If a guy is going to run dual colocated subs and his motivation is to gain spl in the lower freqs. It is not going to happen with differently tuned subs. You would be better off to run the single lower tuned sub by itself as long as it was a decent sub. After trying out mixing a SVS with the Velo's I had. I came to the conclusion that this was not a optimal direction to pursue. Actually to be brutally honest it sounded like crap at no fault to either sub.

If I run my 20hz tuned PC-Ultra with one of my 25hz tuned 25-31CS+'s colocated. I realize cancellations in the lower freq and no gain in the higher after calibration.
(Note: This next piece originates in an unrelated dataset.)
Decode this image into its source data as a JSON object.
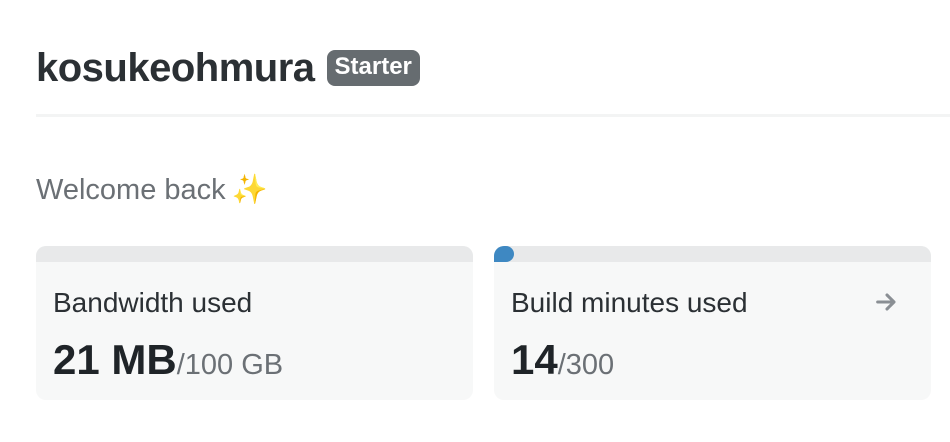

The bones never lye.

If it were my decision to make I would rather have one CHT-12 over dual TMII. After looking back, It would have been much wiser of me to have went the SVS rout to begin with. It's the low freq bass that is missed by so many. It's kind of akin to having a whole other channel and why not with the authority and sound it deserves? Admittedly one mans opinion.
 

Josh Meier

Agent
Joined
Nov 21, 2003
Messages
29
I just picked one of these up at Circuit City for 350 and I do not regret the purchase at all... even with the lower prices available. The sub fills the giant room (about 40'x40') quite nicely and adds just the right amount of bass. My only complaint is that there isn't a variable phase adjustment, either 0 or 120... but other then that, it's a great buy for it's price.